Literature DB >> 26484155

Genome-wide nucleosome occupancy and DNA methylation profiling of four human cell lines.

Aaron L Statham1, Phillippa C Taberlay2, Theresa K Kelly3, Peter A Jones4, Susan J Clark2.   

Abstract

DNA methylation and nucleosome positioning are two key mechanisms that contribute to the epigenetic control of gene expression. During carcinogenesis, the expression of many genes is altered alongside extensive changes in the epigenome, with repressed genes often being associated with local DNA hypermethylation and gain of nucleosomes at their promoters. However the spectrum of alterations that occur at distal regulatory regions has not been extensively studied. To address this we used Nucleosome Occupancy and Methylation sequencing (NOMe-seq) to compare the genome-wide DNA methylation and nucleosome occupancy profiles between normal and cancer cell line models of the breast and prostate. Here we describe the bioinformatic pipeline and methods that we developed for the processing and analysis of the NOMe-seq data published by (Taberlay et al., 2014 [1]) and deposited in the Gene Expression Omnibus with accession GSE57498.

Entities:  

Keywords:  Epigenetics; Methylation; NOMe-seq; Nucleosome positioning

Year:  2014        PMID: 26484155      PMCID: PMC4535833          DOI: 10.1016/j.gdata.2014.11.012

Source DB:  PubMed          Journal:  Genom Data        ISSN: 2213-5960


Direct link to deposited data

Raw data: http://www.ncbi.nlm.nih.gov/geo/query/acc.cgi?acc=GSE57498. Processed data: https://zenodo.org/record/12454. Scripts and manual for analysis: https://github.com/astatham/NOMe-seq-analysis.

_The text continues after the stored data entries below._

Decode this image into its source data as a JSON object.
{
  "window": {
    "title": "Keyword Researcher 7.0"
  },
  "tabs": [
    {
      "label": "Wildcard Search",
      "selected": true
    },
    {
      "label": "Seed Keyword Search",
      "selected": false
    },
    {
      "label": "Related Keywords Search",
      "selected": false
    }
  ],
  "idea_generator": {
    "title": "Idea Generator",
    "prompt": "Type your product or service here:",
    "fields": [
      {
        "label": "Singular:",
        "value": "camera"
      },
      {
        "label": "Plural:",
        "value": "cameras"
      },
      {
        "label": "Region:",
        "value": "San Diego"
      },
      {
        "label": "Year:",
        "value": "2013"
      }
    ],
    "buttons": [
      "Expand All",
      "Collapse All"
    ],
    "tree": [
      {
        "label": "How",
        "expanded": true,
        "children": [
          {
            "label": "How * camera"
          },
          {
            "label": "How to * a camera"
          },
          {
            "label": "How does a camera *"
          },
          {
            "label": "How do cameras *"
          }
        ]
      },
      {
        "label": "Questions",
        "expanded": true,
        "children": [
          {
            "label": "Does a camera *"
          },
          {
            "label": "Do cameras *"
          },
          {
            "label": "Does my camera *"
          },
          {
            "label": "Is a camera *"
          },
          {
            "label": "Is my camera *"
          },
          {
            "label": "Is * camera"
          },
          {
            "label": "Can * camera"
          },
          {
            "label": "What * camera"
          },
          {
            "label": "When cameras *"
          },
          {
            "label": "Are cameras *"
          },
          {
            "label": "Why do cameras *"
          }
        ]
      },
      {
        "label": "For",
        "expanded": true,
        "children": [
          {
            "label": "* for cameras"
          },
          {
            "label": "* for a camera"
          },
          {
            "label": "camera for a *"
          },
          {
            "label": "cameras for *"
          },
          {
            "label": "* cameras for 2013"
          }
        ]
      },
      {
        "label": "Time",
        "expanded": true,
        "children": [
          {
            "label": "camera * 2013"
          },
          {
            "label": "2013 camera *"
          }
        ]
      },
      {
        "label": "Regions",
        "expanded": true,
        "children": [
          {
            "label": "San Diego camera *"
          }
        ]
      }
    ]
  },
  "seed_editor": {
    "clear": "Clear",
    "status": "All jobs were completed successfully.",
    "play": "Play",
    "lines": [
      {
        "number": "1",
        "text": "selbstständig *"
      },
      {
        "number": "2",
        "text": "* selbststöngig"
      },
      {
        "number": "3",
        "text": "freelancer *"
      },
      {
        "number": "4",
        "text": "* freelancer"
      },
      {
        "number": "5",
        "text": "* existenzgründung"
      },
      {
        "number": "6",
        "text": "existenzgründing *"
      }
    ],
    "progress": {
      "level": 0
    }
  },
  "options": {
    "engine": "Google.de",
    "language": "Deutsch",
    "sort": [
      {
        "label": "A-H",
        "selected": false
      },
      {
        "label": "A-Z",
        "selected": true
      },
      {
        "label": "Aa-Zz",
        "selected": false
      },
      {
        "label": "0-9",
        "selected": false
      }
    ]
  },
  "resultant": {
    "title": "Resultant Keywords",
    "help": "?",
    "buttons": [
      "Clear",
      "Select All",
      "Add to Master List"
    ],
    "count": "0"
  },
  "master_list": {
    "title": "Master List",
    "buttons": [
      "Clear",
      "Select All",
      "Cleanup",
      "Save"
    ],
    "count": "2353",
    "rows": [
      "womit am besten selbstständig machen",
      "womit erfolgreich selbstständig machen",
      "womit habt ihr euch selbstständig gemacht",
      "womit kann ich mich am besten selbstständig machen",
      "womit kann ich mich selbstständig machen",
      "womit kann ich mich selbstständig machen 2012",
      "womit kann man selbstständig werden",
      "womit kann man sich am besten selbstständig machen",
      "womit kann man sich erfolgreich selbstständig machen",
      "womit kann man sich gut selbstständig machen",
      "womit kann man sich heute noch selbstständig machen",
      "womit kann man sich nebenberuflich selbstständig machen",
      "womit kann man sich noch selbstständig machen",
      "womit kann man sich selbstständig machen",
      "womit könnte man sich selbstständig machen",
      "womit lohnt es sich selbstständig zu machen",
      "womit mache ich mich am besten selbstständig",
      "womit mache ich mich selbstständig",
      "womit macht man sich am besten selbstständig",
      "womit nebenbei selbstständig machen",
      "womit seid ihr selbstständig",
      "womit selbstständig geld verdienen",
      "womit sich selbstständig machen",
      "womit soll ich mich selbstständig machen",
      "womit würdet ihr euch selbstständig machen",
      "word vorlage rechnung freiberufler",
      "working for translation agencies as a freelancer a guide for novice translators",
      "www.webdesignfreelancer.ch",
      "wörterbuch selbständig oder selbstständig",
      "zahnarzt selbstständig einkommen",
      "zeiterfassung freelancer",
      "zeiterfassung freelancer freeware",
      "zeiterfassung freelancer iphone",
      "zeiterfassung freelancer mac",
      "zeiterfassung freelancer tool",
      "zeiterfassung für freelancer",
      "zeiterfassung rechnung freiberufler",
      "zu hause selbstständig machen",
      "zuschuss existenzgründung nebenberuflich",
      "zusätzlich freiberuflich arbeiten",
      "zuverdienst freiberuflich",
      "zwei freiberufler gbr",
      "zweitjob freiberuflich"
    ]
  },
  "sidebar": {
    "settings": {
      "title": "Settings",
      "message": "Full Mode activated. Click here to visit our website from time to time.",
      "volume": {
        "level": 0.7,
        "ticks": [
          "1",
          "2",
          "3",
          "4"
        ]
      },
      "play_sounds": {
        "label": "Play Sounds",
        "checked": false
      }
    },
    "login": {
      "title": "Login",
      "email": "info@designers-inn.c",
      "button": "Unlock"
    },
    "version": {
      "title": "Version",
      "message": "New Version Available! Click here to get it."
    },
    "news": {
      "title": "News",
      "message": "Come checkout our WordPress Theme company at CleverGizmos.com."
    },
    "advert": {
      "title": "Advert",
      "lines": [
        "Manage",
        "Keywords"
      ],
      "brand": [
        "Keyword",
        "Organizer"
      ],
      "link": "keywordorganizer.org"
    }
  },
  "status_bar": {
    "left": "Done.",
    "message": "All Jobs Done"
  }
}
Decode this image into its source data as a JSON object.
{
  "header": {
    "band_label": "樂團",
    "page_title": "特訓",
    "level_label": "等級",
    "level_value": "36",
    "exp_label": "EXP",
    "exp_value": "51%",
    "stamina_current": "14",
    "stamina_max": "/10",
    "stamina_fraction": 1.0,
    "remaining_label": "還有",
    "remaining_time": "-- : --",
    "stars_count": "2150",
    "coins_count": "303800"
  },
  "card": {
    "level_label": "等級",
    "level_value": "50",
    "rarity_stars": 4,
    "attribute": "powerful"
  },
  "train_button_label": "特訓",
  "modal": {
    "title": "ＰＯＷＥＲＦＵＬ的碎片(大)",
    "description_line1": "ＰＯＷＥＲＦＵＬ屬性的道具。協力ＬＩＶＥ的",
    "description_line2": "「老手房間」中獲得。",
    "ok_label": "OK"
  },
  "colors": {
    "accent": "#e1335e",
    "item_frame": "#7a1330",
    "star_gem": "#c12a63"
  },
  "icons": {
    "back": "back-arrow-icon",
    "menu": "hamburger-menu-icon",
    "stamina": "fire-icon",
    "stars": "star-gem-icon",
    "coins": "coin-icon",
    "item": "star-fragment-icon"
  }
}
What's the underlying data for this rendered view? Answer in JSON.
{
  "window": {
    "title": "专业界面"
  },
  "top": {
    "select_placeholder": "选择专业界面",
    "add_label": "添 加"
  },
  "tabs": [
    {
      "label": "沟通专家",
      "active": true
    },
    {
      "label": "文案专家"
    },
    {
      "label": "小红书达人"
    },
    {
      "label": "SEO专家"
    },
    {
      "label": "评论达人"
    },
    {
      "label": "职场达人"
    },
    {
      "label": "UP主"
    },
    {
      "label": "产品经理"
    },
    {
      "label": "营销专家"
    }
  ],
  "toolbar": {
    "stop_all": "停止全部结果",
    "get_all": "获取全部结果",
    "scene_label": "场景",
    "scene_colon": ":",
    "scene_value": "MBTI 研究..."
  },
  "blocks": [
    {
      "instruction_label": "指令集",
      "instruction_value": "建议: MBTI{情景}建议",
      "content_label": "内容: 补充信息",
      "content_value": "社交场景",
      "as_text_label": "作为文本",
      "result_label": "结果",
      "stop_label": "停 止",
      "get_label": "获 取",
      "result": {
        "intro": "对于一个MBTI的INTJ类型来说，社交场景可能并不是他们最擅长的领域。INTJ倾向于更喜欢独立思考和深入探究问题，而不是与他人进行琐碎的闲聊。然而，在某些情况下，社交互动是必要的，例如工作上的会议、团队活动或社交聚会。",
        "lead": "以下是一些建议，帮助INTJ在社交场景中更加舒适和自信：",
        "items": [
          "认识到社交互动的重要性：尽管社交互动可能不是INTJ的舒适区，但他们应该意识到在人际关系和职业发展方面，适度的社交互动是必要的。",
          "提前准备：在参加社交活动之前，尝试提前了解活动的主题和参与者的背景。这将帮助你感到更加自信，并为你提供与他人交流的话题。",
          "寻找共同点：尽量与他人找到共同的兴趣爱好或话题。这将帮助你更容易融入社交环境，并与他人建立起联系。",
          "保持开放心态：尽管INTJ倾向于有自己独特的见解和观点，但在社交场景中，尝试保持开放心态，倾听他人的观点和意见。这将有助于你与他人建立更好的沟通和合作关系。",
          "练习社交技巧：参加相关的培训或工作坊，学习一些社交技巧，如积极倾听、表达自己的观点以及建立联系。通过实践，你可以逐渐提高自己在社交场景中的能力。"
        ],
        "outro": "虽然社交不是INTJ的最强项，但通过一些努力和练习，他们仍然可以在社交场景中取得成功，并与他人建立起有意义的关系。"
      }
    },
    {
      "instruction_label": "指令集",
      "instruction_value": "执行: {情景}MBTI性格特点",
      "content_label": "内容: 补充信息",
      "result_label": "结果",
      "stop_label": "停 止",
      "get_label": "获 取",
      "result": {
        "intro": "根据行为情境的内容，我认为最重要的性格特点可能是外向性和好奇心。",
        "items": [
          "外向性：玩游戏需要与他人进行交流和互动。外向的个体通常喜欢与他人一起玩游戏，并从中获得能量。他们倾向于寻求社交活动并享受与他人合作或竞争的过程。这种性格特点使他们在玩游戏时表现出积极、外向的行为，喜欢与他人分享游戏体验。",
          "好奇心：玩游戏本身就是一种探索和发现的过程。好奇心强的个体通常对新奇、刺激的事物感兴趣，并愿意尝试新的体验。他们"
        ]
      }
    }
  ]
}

Experimental design, materials and methods

The NOMe-seq assay

The Nucleosome Occupancy and Methylation sequencing (NOMe-seq) technique is an extension of whole genome bisulfite sequencing (WGBS) enabling the simultaneous interrogation of nucleosome positioning and DNA methylation on the same strand of DNA [2]. This is achieved through the treatment of isolated cell nuclei with the M.CviPI GpC methyltransferase, which adds a GpC methylation “footprint” to accessible regions of the genome. In contrast, endogenous mammalian cytosine methylation occurs almost exclusively in CpG sites. Therefore, accessibility dependent, M.CviPI added GpC methylation is separable bioinformatically from endogenous methylation after WGBS by whether the methylcytosines occur within a CpG or GpC sequence context. Cytosines in GpCpG sites are removed from the analysis as they are both a CpG and GpC context, and therefore a mixture of endogenous methylation and accessibility. Additionally M.CviPI spuriously methylates CpCpG sites at a low efficiency, so these sites are also discarded. This leaves the human genome (hg19) with approximately 123 million GCH sites available for nucleosome occupancy analysis and 20.4 million WCG sites available for endogenous methylation analysis.

Cell culture

Normal human prostate epithelial cells (PrEC), a prostate cancer cell line (PC3), and a breast cancer cell line (MCF7) were obtained from the American Type Culture Collection (ATCC). Normal human mammary epithelial cells (HMEC) were obtained from Invitrogen. All cell lines were cultured under recommended conditions at 37 °C and 5% CO2.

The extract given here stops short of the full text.